The project needs a refactor to use async to speed up scraping (without scraping 2 urls from the same website, but e.g. scraping at the same time from both Goldfish and AetherHub)
Execute 'main.py' to download MtgGoldfish, AetherHub and MtgaZone Decklists as python dictionaries. Edit input_formats.py to choose what formats to scrape from which source.
The dataset is used on https://bestdeckforyou.pythonanywhere.com/ (source code at https://github.com/ElLorans/Best-MTG-Deck) to allow users to understand how much they must spend to build each and every MTG tier deck given the cards already in their collection.
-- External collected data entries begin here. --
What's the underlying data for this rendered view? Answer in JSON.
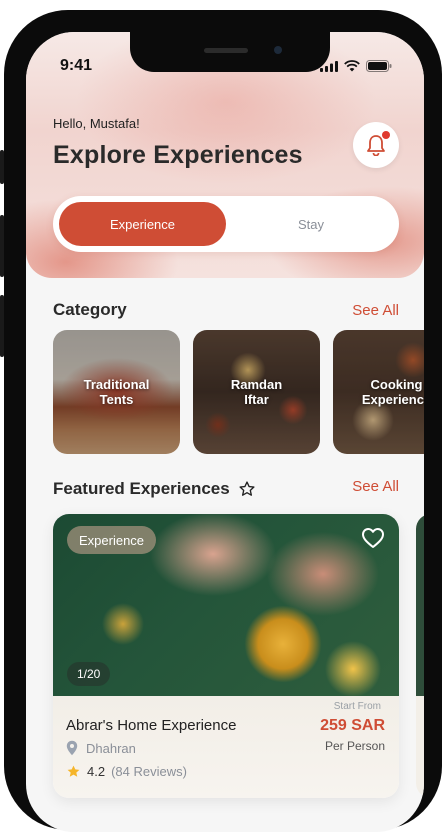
{
  "status_bar": {
    "time": "9:41"
  },
  "header": {
    "greeting": "Hello, Mustafa!",
    "title": "Explore Experiences"
  },
  "toggle": {
    "options": [
      "Experience",
      "Stay"
    ],
    "selected": "Experience"
  },
  "category": {
    "title": "Category",
    "see_all": "See All",
    "items": [
      {
        "label": "Traditional\nTents"
      },
      {
        "label": "Ramdan\nIftar"
      },
      {
        "label": "Cooking\nExperience"
      }
    ]
  },
  "featured": {
    "title": "Featured Experiences",
    "see_all": "See All",
    "card": {
      "badge": "Experience",
      "counter": "1/20",
      "name": "Abrar's Home Experience",
      "location": "Dhahran",
      "rating": "4.2",
      "reviews": "(84 Reviews)",
      "start_from": "Start From",
      "price": "259 SAR",
      "per": "Per Person"
    }
  },
  "colors": {
    "accent": "#cf4d35",
    "star": "#f5b52a",
    "muted_text": "#8a8f98"
  }
}
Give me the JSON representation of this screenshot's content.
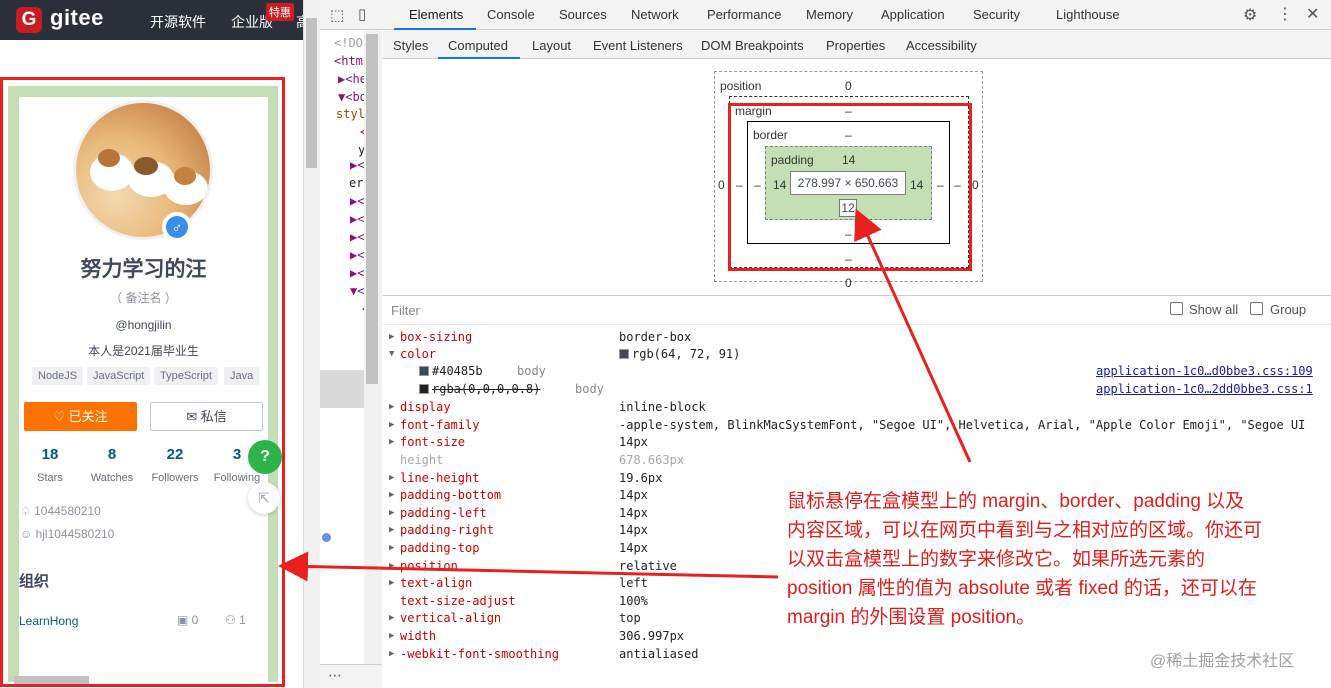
{
  "gitee": {
    "logo_letter": "G",
    "brand": "gitee",
    "nav": [
      "开源软件",
      "企业版",
      "高"
    ],
    "badge": "特惠"
  },
  "profile": {
    "name": "努力学习的汪",
    "remark": "（ 备注名 ）",
    "handle": "@hongjilin",
    "bio": "本人是2021届毕业生",
    "tags": [
      "NodeJS",
      "JavaScript",
      "TypeScript",
      "Java"
    ],
    "follow_label": "♡  已关注",
    "message_label": "✉  私信",
    "stats": [
      {
        "num": "18",
        "label": "Stars"
      },
      {
        "num": "8",
        "label": "Watches"
      },
      {
        "num": "22",
        "label": "Followers"
      },
      {
        "num": "3",
        "label": "Following"
      }
    ],
    "qq": "1044580210",
    "wechat": "hjl1044580210",
    "org_title": "组织",
    "org_name": "LearnHong",
    "org_repos": "0",
    "org_members": "1",
    "help": "?"
  },
  "devtools": {
    "tabs": [
      "Elements",
      "Console",
      "Sources",
      "Network",
      "Performance",
      "Memory",
      "Application",
      "Security",
      "Lighthouse"
    ],
    "subtabs": [
      "Styles",
      "Computed",
      "Layout",
      "Event Listeners",
      "DOM Breakpoints",
      "Properties",
      "Accessibility"
    ],
    "dom_lines": [
      "<!DO",
      "<htm",
      "▶<he",
      "▼<bo",
      "styl",
      "<",
      "y",
      "▶<",
      "er",
      "▶<",
      "▶<",
      "▶<",
      "▶<",
      "▶<",
      "▼<",
      "<"
    ],
    "box_model": {
      "position_label": "position",
      "position_top": "0",
      "position_left": "0",
      "position_right": "0",
      "position_bottom": "0",
      "margin_label": "margin",
      "margin_top": "–",
      "margin_left": "–",
      "margin_right": "–",
      "margin_bottom": "–",
      "border_label": "border",
      "border_top": "–",
      "border_left": "–",
      "border_right": "–",
      "border_bottom": "–",
      "padding_label": "padding",
      "padding_top": "14",
      "padding_left": "14",
      "padding_right": "14",
      "padding_bottom": "12",
      "content": "278.997 × 650.663"
    },
    "filter_placeholder": "Filter",
    "show_all": "Show all",
    "group": "Group",
    "properties": [
      {
        "arrow": "▶",
        "name": "box-sizing",
        "value": "border-box"
      },
      {
        "arrow": "▼",
        "name": "color",
        "value": "rgb(64, 72, 91)",
        "swatch": true
      },
      {
        "arrow": "▶",
        "name": "display",
        "value": "inline-block"
      },
      {
        "arrow": "▶",
        "name": "font-family",
        "value": "-apple-system, BlinkMacSystemFont, \"Segoe UI\", Helvetica, Arial, \"Apple Color Emoji\", \"Segoe UI"
      },
      {
        "arrow": "▶",
        "name": "font-size",
        "value": "14px"
      },
      {
        "arrow": "",
        "name": "height",
        "value": "678.663px",
        "dim": true
      },
      {
        "arrow": "▶",
        "name": "line-height",
        "value": "19.6px"
      },
      {
        "arrow": "▶",
        "name": "padding-bottom",
        "value": "14px"
      },
      {
        "arrow": "▶",
        "name": "padding-left",
        "value": "14px"
      },
      {
        "arrow": "▶",
        "name": "padding-right",
        "value": "14px"
      },
      {
        "arrow": "▶",
        "name": "padding-top",
        "value": "14px"
      },
      {
        "arrow": "▶",
        "name": "position",
        "value": "relative"
      },
      {
        "arrow": "▶",
        "name": "text-align",
        "value": "left"
      },
      {
        "arrow": "",
        "name": "text-size-adjust",
        "value": "100%"
      },
      {
        "arrow": "▶",
        "name": "vertical-align",
        "value": "top"
      },
      {
        "arrow": "▶",
        "name": "width",
        "value": "306.997px"
      },
      {
        "arrow": "▶",
        "name": "-webkit-font-smoothing",
        "value": "antialiased"
      }
    ],
    "color_sub": [
      {
        "value": "#40485b",
        "selector": "body",
        "source": "application-1c0…d0bbe3.css:109"
      },
      {
        "value": "rgba(0,0,0,0.8)",
        "selector": "body",
        "source": "application-1c0…2dd0bbe3.css:1"
      }
    ],
    "more": "⋯"
  },
  "annotation": [
    "鼠标悬停在盒模型上的 margin、border、padding 以及",
    "内容区域，可以在网页中看到与之相对应的区域。你还可",
    "以双击盒模型上的数字来修改它。如果所选元素的",
    "position 属性的值为 absolute 或者 fixed 的话，还可以在",
    "margin 的外围设置 position。"
  ],
  "watermark": "@稀土掘金技术社区",
  "colors": {
    "accent": "#e8201e",
    "brand": "#c71d23",
    "follow": "#fe7300"
  }
}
Run 'main.py' and the output will be saved on 'new_data.py' in the following format:
Standard = {"Deck 1": {"Card 1": 4, ...}, ...}
Standard_Sideboards = {"Deck 1": {"Card 1": 2, ...}, ...}
Modern = ...
...
By default, the program does not scrape decks named "WRGB" or similarly. This behaviour can be changed by modifying the
code from:
links = grab_links(page.text).values()
to:
links = grab_links(page.text, clean=False).values()
MtgScraper contains many files with useful functions in order to scrape single pages, formats and decks from GoldFish, AetherHub and MtgaZone. Import the functions from another .py file for scraping.